A horse trader in this morning's mail had sent in a long description of some odd points about his trade in the northern mountains. He seemed to be an educated man who noticed everything and Michael Karl enjoyed his letter, and ended by putting it in the basket marked “To be Filed,” for the American kept files of all sorts of odds and ends of information.
There was a badly spelt and written letter, accompanied by a crude map, all about a little known pass over the Laub Mountains, which joined the horse trader's letter after a careful and more legible copy had been made and clipped to the original.
One or two circulars from advertising companies were put aside, for Michael Karl had learned that while Ericson allowed him to answer almost all letters he was not to throw away any until the American had seen them.
The mail was opened and a rough draft of the answer was carefully pinned to each letter, for the typewriter was in the library, and Michael Karl had to wait until noon before he could enter. He believed that Ericson spent the morning working on his book, for he always disappeared in there at nine o'clock and did not come out until twelve, during which time he kept the door locked and every one was forbidden entrance.
Michael Karl piled the letters neatly and turned to his books. At the American's suggestion he was studying the mountain dialect of Morvania, going over each morning's study with Kanda who was a mountaineer. Also he was reading the history of Rein. The books Ericson had lent him during his enforced stay in bed had given him the desire to learn more about the ancient capital of Morvania.
He was deep in the mysteries of an irregular verb when Jan came timidly in.
“Dominde, Dominde Ericson has gone out, he says that you may use the library now if you wish.”
Michael Karl glanced at the clock on the mantel. “But it's only ten-thirty,” he said in surprise. Ericson had always used the libr
ary until twelve before.
“The Dominde was suddenly called away.”
“All right.” Michael Karl laid down his book and shuffled his papers together.
There was a fire burning in the library though the month was May, for these stone-walled houses of the Upper Town with their backs tight against the Fortress rock were cool and damp even on the warmest of days. Michael Karl spread out his papers on the American's clean desk; as untidy as he was in most things, the top of Frank Ericson's desk was always kept neat. Although Michael Karl suspected that he just opened one of the drawers and brushed things in when he was ready to leave.
His fingers flew over the keyboard of the typewriter. Typewriting was the one modern accomplishment which for some reason the Colonel had ordered him taught. Probably he did it because Michael Karl was the only one who could read Michael Karl's handwriting. The clock struck half past eleven when he finished the last letter and laid them all carefully on the desk awaiting Ericson's scrawled signature.

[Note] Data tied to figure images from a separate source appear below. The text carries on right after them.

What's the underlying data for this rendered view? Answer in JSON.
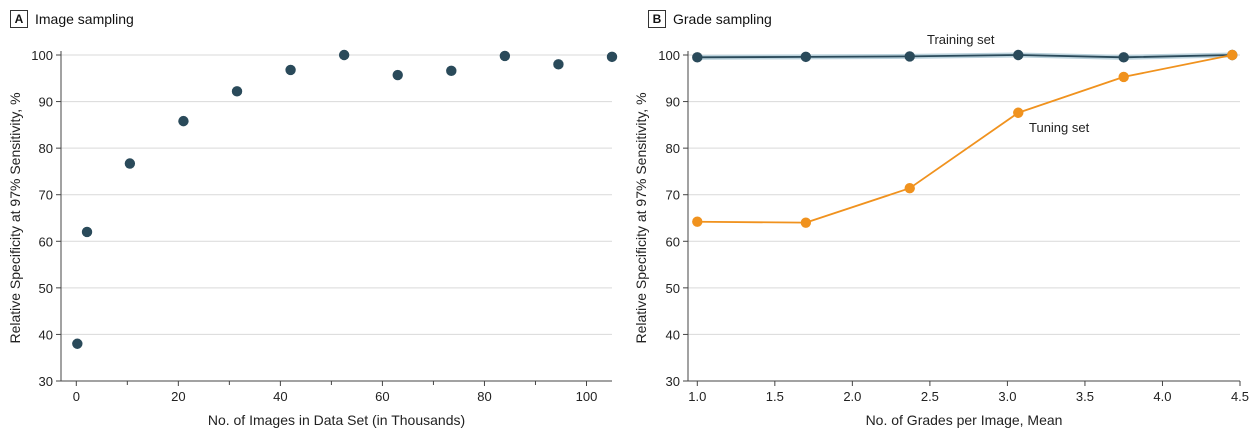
{
  "panels": {
    "a": {
      "letter": "A",
      "title": "Image sampling"
    },
    "b": {
      "letter": "B",
      "title": "Grade sampling"
    }
  },
  "colors": {
    "navy": "#2a4a5a",
    "orange": "#f0921e",
    "grid": "#d9d9d9",
    "axis": "#444444"
  },
  "chart_data": [
    {
      "type": "scatter",
      "title": "Image sampling",
      "xlabel": "No. of Images in Data Set (in Thousands)",
      "ylabel": "Relative Specificity at 97% Sensitivity, %",
      "xlim": [
        -3,
        105
      ],
      "ylim": [
        30,
        100
      ],
      "xticks": [
        0,
        20,
        40,
        60,
        80,
        100
      ],
      "xminor": [
        10,
        30,
        50,
        70,
        90
      ],
      "yticks": [
        30,
        40,
        50,
        60,
        70,
        80,
        90,
        100
      ],
      "grid": true,
      "series": [
        {
          "color": "#2a4a5a",
          "points": [
            {
              "x": 0.2,
              "y": 38
            },
            {
              "x": 2.1,
              "y": 62
            },
            {
              "x": 10.5,
              "y": 76.7
            },
            {
              "x": 21,
              "y": 85.8
            },
            {
              "x": 31.5,
              "y": 92.2
            },
            {
              "x": 42,
              "y": 96.8
            },
            {
              "x": 52.5,
              "y": 100
            },
            {
              "x": 63,
              "y": 95.7
            },
            {
              "x": 73.5,
              "y": 96.6
            },
            {
              "x": 84,
              "y": 99.8
            },
            {
              "x": 94.5,
              "y": 98
            },
            {
              "x": 105,
              "y": 99.6
            }
          ]
        }
      ]
    },
    {
      "type": "line",
      "title": "Grade sampling",
      "xlabel": "No. of Grades per Image, Mean",
      "ylabel": "Relative Specificity at 97% Sensitivity, %",
      "xlim": [
        0.94,
        4.5
      ],
      "ylim": [
        30,
        100
      ],
      "xticks": [
        1.0,
        1.5,
        2.0,
        2.5,
        3.0,
        3.5,
        4.0,
        4.5
      ],
      "yticks": [
        30,
        40,
        50,
        60,
        70,
        80,
        90,
        100
      ],
      "grid": true,
      "series": [
        {
          "name": "Training set",
          "color": "#2a4a5a",
          "points": [
            {
              "x": 1.0,
              "y": 99.5
            },
            {
              "x": 1.7,
              "y": 99.6
            },
            {
              "x": 2.37,
              "y": 99.7
            },
            {
              "x": 3.07,
              "y": 100
            },
            {
              "x": 3.75,
              "y": 99.5
            },
            {
              "x": 4.45,
              "y": 100
            }
          ]
        },
        {
          "name": "Tuning set",
          "color": "#f0921e",
          "points": [
            {
              "x": 1.0,
              "y": 64.2
            },
            {
              "x": 1.7,
              "y": 64
            },
            {
              "x": 2.37,
              "y": 71.4
            },
            {
              "x": 3.07,
              "y": 87.6
            },
            {
              "x": 3.75,
              "y": 95.3
            },
            {
              "x": 4.45,
              "y": 100
            }
          ]
        }
      ]
    }
  ]
}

He still had the horse trader and mountaineer letters to file and a list to make of all the informative letters which had come in that week. And he was busy at that task when Jan summoned him to lunch. It was not until he passed through the anteroom on his way to the dining room that he remembered the green envelope.
The table drawer was perhaps not the safest place for it. He held it in his hand and looked around, if he could carry it with him—His boots! It wouldn't be the first time he had concealed something in the tops of his boots. He still had on Heinrich's too large ones which made it all the better. Michael Karl tucked the green envelope into the top of his riding boot.

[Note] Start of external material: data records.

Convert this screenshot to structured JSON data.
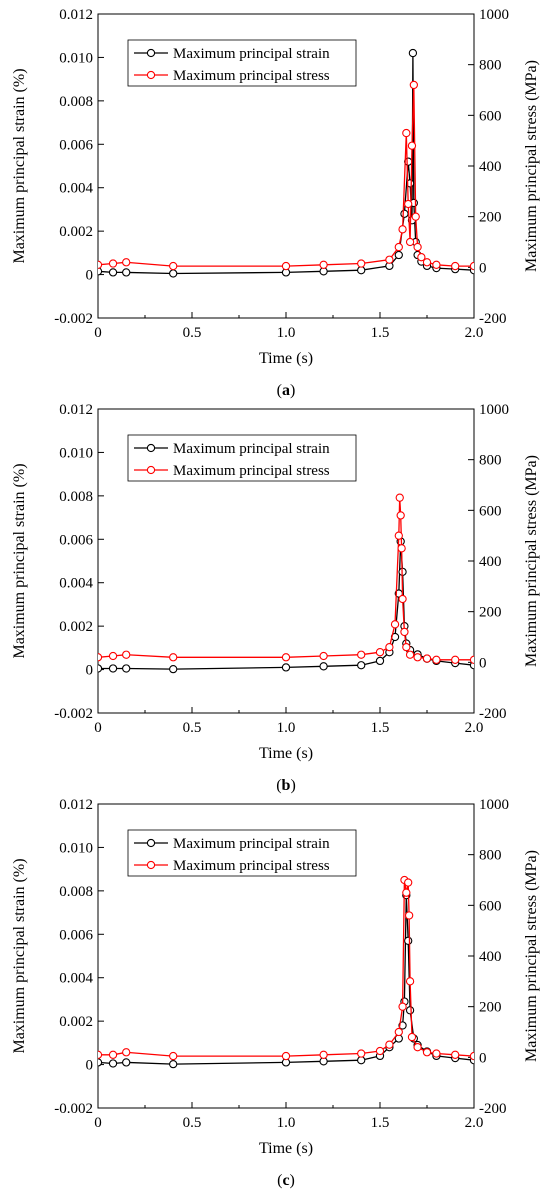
{
  "axes": {
    "xlabel": "Time (s)",
    "ylabel_left": "Maximum principal strain (%)",
    "ylabel_right": "Maximum principal stress (MPa)",
    "x_ticks": [
      "0",
      "0.5",
      "1.0",
      "1.5",
      "2.0"
    ],
    "y_left_ticks": [
      "-0.002",
      "0",
      "0.002",
      "0.004",
      "0.006",
      "0.008",
      "0.010",
      "0.012"
    ],
    "y_right_ticks": [
      "-200",
      "0",
      "200",
      "400",
      "600",
      "800",
      "1000"
    ]
  },
  "legend": {
    "strain": "Maximum principal strain",
    "stress": "Maximum principal stress"
  },
  "colors": {
    "strain": "#000000",
    "stress": "#ff0000"
  },
  "chart_data": [
    {
      "type": "line",
      "caption": {
        "open": "(",
        "letter": "a",
        "close": ")"
      },
      "xlim": [
        0,
        2.0
      ],
      "ylim_left": [
        -0.002,
        0.012
      ],
      "ylim_right": [
        -200,
        1000
      ],
      "series": [
        {
          "name": "Maximum principal strain",
          "axis": "left",
          "x": [
            0,
            0.08,
            0.15,
            0.4,
            1.0,
            1.2,
            1.4,
            1.55,
            1.6,
            1.63,
            1.65,
            1.66,
            1.67,
            1.675,
            1.68,
            1.69,
            1.7,
            1.72,
            1.75,
            1.8,
            1.9,
            2.0
          ],
          "y": [
            0.00015,
            0.0001,
            0.0001,
            5e-05,
            0.0001,
            0.00015,
            0.0002,
            0.0004,
            0.0009,
            0.0028,
            0.0052,
            0.0042,
            0.0025,
            0.0102,
            0.0033,
            0.0015,
            0.0009,
            0.0006,
            0.0004,
            0.0003,
            0.00025,
            0.0002
          ]
        },
        {
          "name": "Maximum principal stress",
          "axis": "right",
          "x": [
            0,
            0.08,
            0.15,
            0.4,
            1.0,
            1.2,
            1.4,
            1.55,
            1.6,
            1.62,
            1.64,
            1.65,
            1.66,
            1.67,
            1.68,
            1.69,
            1.7,
            1.72,
            1.75,
            1.8,
            1.9,
            2.0
          ],
          "y": [
            10,
            15,
            20,
            5,
            5,
            10,
            15,
            30,
            80,
            150,
            530,
            250,
            100,
            480,
            720,
            200,
            80,
            40,
            20,
            10,
            5,
            5
          ]
        }
      ]
    },
    {
      "type": "line",
      "caption": {
        "open": "(",
        "letter": "b",
        "close": ")"
      },
      "xlim": [
        0,
        2.0
      ],
      "ylim_left": [
        -0.002,
        0.012
      ],
      "ylim_right": [
        -200,
        1000
      ],
      "series": [
        {
          "name": "Maximum principal strain",
          "axis": "left",
          "x": [
            0,
            0.08,
            0.15,
            0.4,
            1.0,
            1.2,
            1.4,
            1.5,
            1.55,
            1.58,
            1.6,
            1.61,
            1.62,
            1.63,
            1.64,
            1.66,
            1.7,
            1.75,
            1.8,
            1.9,
            2.0
          ],
          "y": [
            5e-05,
            5e-05,
            5e-05,
            2e-05,
            0.0001,
            0.00015,
            0.0002,
            0.0004,
            0.0008,
            0.0015,
            0.0035,
            0.0059,
            0.0045,
            0.002,
            0.0012,
            0.0009,
            0.0007,
            0.0005,
            0.0004,
            0.0003,
            0.0002
          ]
        },
        {
          "name": "Maximum principal stress",
          "axis": "right",
          "x": [
            0,
            0.08,
            0.15,
            0.4,
            1.0,
            1.2,
            1.4,
            1.5,
            1.55,
            1.58,
            1.6,
            1.605,
            1.61,
            1.615,
            1.62,
            1.63,
            1.64,
            1.66,
            1.7,
            1.75,
            1.8,
            1.9,
            2.0
          ],
          "y": [
            20,
            25,
            30,
            20,
            20,
            25,
            30,
            40,
            60,
            150,
            500,
            650,
            580,
            450,
            250,
            120,
            60,
            30,
            20,
            15,
            10,
            10,
            10
          ]
        }
      ]
    },
    {
      "type": "line",
      "caption": {
        "open": "(",
        "letter": "c",
        "close": ")"
      },
      "xlim": [
        0,
        2.0
      ],
      "ylim_left": [
        -0.002,
        0.012
      ],
      "ylim_right": [
        -200,
        1000
      ],
      "series": [
        {
          "name": "Maximum principal strain",
          "axis": "left",
          "x": [
            0,
            0.08,
            0.15,
            0.4,
            1.0,
            1.2,
            1.4,
            1.5,
            1.55,
            1.6,
            1.62,
            1.63,
            1.64,
            1.65,
            1.66,
            1.68,
            1.7,
            1.75,
            1.8,
            1.9,
            2.0
          ],
          "y": [
            0.0001,
            5e-05,
            0.0001,
            2e-05,
            0.0001,
            0.00015,
            0.0002,
            0.0004,
            0.0008,
            0.0012,
            0.0018,
            0.0029,
            0.0078,
            0.0057,
            0.0025,
            0.0012,
            0.0009,
            0.0006,
            0.0004,
            0.0003,
            0.0002
          ]
        },
        {
          "name": "Maximum principal stress",
          "axis": "right",
          "x": [
            0,
            0.08,
            0.15,
            0.4,
            1.0,
            1.2,
            1.4,
            1.5,
            1.55,
            1.6,
            1.62,
            1.63,
            1.64,
            1.65,
            1.655,
            1.66,
            1.67,
            1.7,
            1.75,
            1.8,
            1.9,
            2.0
          ],
          "y": [
            10,
            10,
            20,
            5,
            5,
            10,
            15,
            25,
            50,
            100,
            200,
            700,
            650,
            690,
            560,
            300,
            80,
            40,
            20,
            15,
            10,
            5
          ]
        }
      ]
    }
  ]
}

He was still wearing the green breeches and tunic which had been given him in the Crown Inn. None of Ericson's clothes would fit him, and in these he could better keep up the fiction of being some sort of a secretary chauffeur.
The American was not there for lunch but that was nothing unusual, he didn't eat more than half of his meals at the house. Michael Karl tasted the spicy dishes with some satisfaction. He was growing to like Morvanian cooking so well that Ericson had laughingly warned him about his waistline.